Wie immer trug sie ihr Tagebuch unter dem Arm. Sie hatte es vor einem Jahr von ihrem Großvater – Cynthias Vater – geschenkt bekommen. Mit den fühlbaren, geschwungenen Verzierungen auf dem Ledereinband wirkte es magisch und geheimnisvoll. Und obwohl es im Grunde genommen viel zu groß war, um herumgetragen zu werden, wollte sie es „Auf gar keinen Fall!“ im Auto lassen.

*

Endlich baten sie uns herein. Ein dickes Luftgemisch, nach Nikotin und Alkohol muffelnd, schwappte uns entgegen. Tische und Stühle hatten sie zur Seite geräumt. Alle Kabel führten zum Mischpult auf dem Tresen, vor dem normalerweise die Barhocker standen. Die Jungs waren aufgestellt, wie die Beatles auf ihren Konzerten: Jeffrey rechts, die Gitarre über die Schulter gehängt. Mit seinem eng anliegenden Shirt, dem sportlichen Oberkörper und seiner umgeschlagenen Rockabilly-Jeans wirkte er wie ein Halbstarker aus den Fünfzigern. Und aus seinen Gesichtszügen, weich, jugendlich und leicht pausbackig, blitzte unverhofft das Mienenspiel eines Erwachsenen. Links neben ihm zwei Kerle, die ich vom Sehen her kannte, einer unrasiert, dünn und hochgewachsen, der andere konnte mit seinem Pilzkopf als Beatlesdouble durchgehen. Ganz hinten war das Schlagzeug aufgebaut, der tätowierte Trommler nahm dahinter Platz. Die Anspannung war den Vieren ins Gesicht geschrieben.

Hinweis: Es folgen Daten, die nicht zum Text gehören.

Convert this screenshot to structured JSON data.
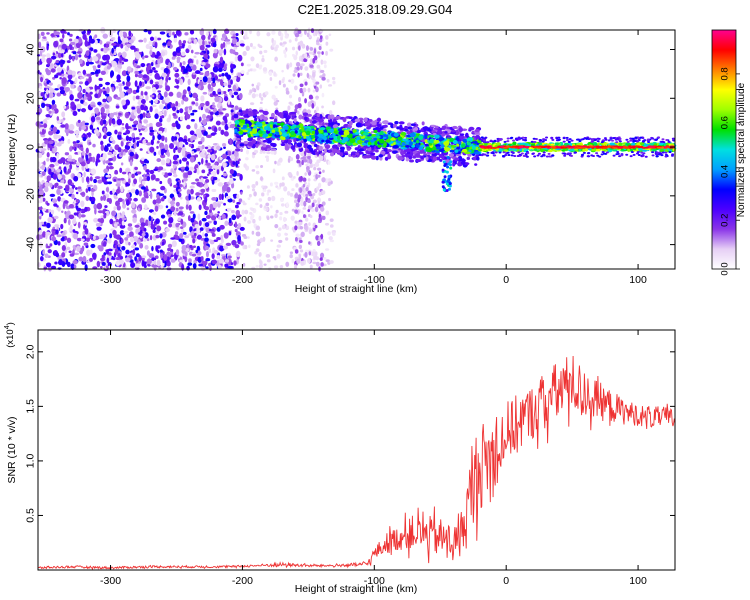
{
  "figure": {
    "title": "C2E1.2025.318.09.29.G04"
  },
  "chart_data": [
    {
      "type": "heatmap",
      "xlabel": "Height of straight line (km)",
      "ylabel": "Frequency (Hz)",
      "xlim": [
        -355,
        128
      ],
      "ylim": [
        -50,
        48
      ],
      "x_ticks": [
        -300,
        -200,
        -100,
        0,
        100
      ],
      "y_ticks": [
        -40,
        -20,
        0,
        20,
        40
      ],
      "colorbar": {
        "label": "Normalized spectral amplitude",
        "range": [
          0,
          0.98
        ],
        "ticks": [
          0.0,
          0.2,
          0.4,
          0.6,
          0.8
        ],
        "colors": [
          "#ffffff",
          "#e6cff5",
          "#8a35e8",
          "#4b00ff",
          "#0000ff",
          "#00a0ff",
          "#00e0e0",
          "#00e000",
          "#a0ff00",
          "#ffff00",
          "#ff8000",
          "#ff0000",
          "#ff0090"
        ]
      },
      "regions": [
        {
          "x_range": [
            -355,
            -200
          ],
          "freq_range": [
            -50,
            48
          ],
          "amplitude": "low 0.0-0.3, broadband noise"
        },
        {
          "x_range": [
            -200,
            -130
          ],
          "freq_range": [
            -50,
            48
          ],
          "amplitude": "very low 0.0-0.1, sparse streaks near -150"
        },
        {
          "x_range": [
            -205,
            -20
          ],
          "freq_center_start": 8,
          "freq_center_end": 0,
          "amplitude": "0.3-0.7, drifting band"
        },
        {
          "x_range": [
            -20,
            128
          ],
          "freq_center": 0,
          "amplitude": "0.5-0.98, narrow steady line"
        }
      ]
    },
    {
      "type": "line",
      "xlabel": "Height of straight line (km)",
      "ylabel": "SNR (10 * v/v)",
      "y_multiplier": "(x10",
      "y_multiplier_exp": "4",
      "xlim": [
        -355,
        128
      ],
      "ylim": [
        0,
        2.2
      ],
      "x_ticks": [
        -300,
        -200,
        -100,
        0,
        100
      ],
      "y_ticks": [
        0.5,
        1.0,
        1.5,
        2.0
      ],
      "series": [
        {
          "color": "#ee3333",
          "x": [
            -355,
            -330,
            -300,
            -270,
            -240,
            -210,
            -190,
            -170,
            -150,
            -130,
            -110,
            -105,
            -100,
            -90,
            -80,
            -70,
            -60,
            -50,
            -40,
            -35,
            -30,
            -25,
            -20,
            -15,
            -10,
            -5,
            0,
            5,
            10,
            15,
            20,
            30,
            40,
            50,
            60,
            70,
            80,
            90,
            100,
            110,
            120,
            128
          ],
          "y": [
            0.02,
            0.03,
            0.02,
            0.03,
            0.03,
            0.03,
            0.04,
            0.05,
            0.04,
            0.04,
            0.05,
            0.06,
            0.15,
            0.25,
            0.3,
            0.35,
            0.32,
            0.3,
            0.25,
            0.3,
            0.5,
            0.8,
            0.95,
            1.0,
            1.05,
            1.15,
            1.25,
            1.3,
            1.35,
            1.4,
            1.45,
            1.55,
            1.65,
            1.72,
            1.6,
            1.55,
            1.5,
            1.45,
            1.42,
            1.4,
            1.4,
            1.38
          ],
          "noise": [
            0.01,
            0.01,
            0.01,
            0.01,
            0.01,
            0.01,
            0.01,
            0.02,
            0.01,
            0.01,
            0.02,
            0.02,
            0.06,
            0.1,
            0.12,
            0.16,
            0.18,
            0.18,
            0.15,
            0.2,
            0.3,
            0.4,
            0.4,
            0.38,
            0.35,
            0.32,
            0.3,
            0.28,
            0.28,
            0.26,
            0.25,
            0.28,
            0.28,
            0.28,
            0.22,
            0.18,
            0.15,
            0.12,
            0.1,
            0.1,
            0.1,
            0.1
          ]
        }
      ]
    }
  ]
}
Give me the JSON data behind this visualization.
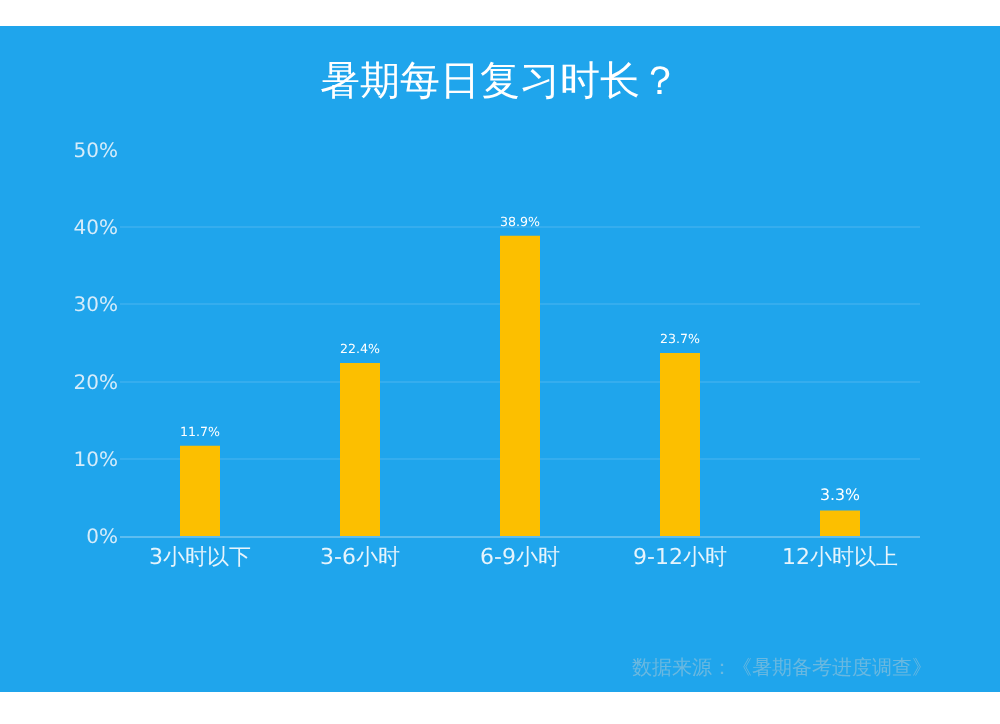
{
  "chart_data": {
    "type": "bar",
    "title": "暑期每日复习时长？",
    "categories": [
      "3小时以下",
      "3-6小时",
      "6-9小时",
      "9-12小时",
      "12小时以上"
    ],
    "values": [
      11.7,
      22.4,
      38.9,
      23.7,
      3.3
    ],
    "value_labels": [
      "11.7%",
      "22.4%",
      "38.9%",
      "23.7%",
      "3.3%"
    ],
    "color": "#fcbf00",
    "ylim": [
      0,
      50
    ],
    "yticks": [
      {
        "value": 0,
        "label": "0%"
      },
      {
        "value": 10,
        "label": "10%"
      },
      {
        "value": 20,
        "label": "20%"
      },
      {
        "value": 30,
        "label": "30%"
      },
      {
        "value": 40,
        "label": "40%"
      },
      {
        "value": 50,
        "label": "50%"
      }
    ],
    "grid": "y",
    "annotations": [
      "数据来源：《暑期备考进度调查》"
    ]
  }
}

Wir stellten uns vor ihnen auf. Der Schlagzeuger schlug dreimal die Sticks zusammen. Dann legten sie los.

Ich kannte das Gitarrenintro, konnte es aber nicht gleich zuordnen. Unzählige Male hatte ich die Melodie im Autoradio gehört. Ich war überrascht, wie gut sie der Junge in der Mitte nachspielte. Und als der mehrstimmige Gesang einsetzte, erkannte ich das Stück sofort. Sie spielten California Dreamin‘ von The Mamas and the Papas. Und das richtig gut.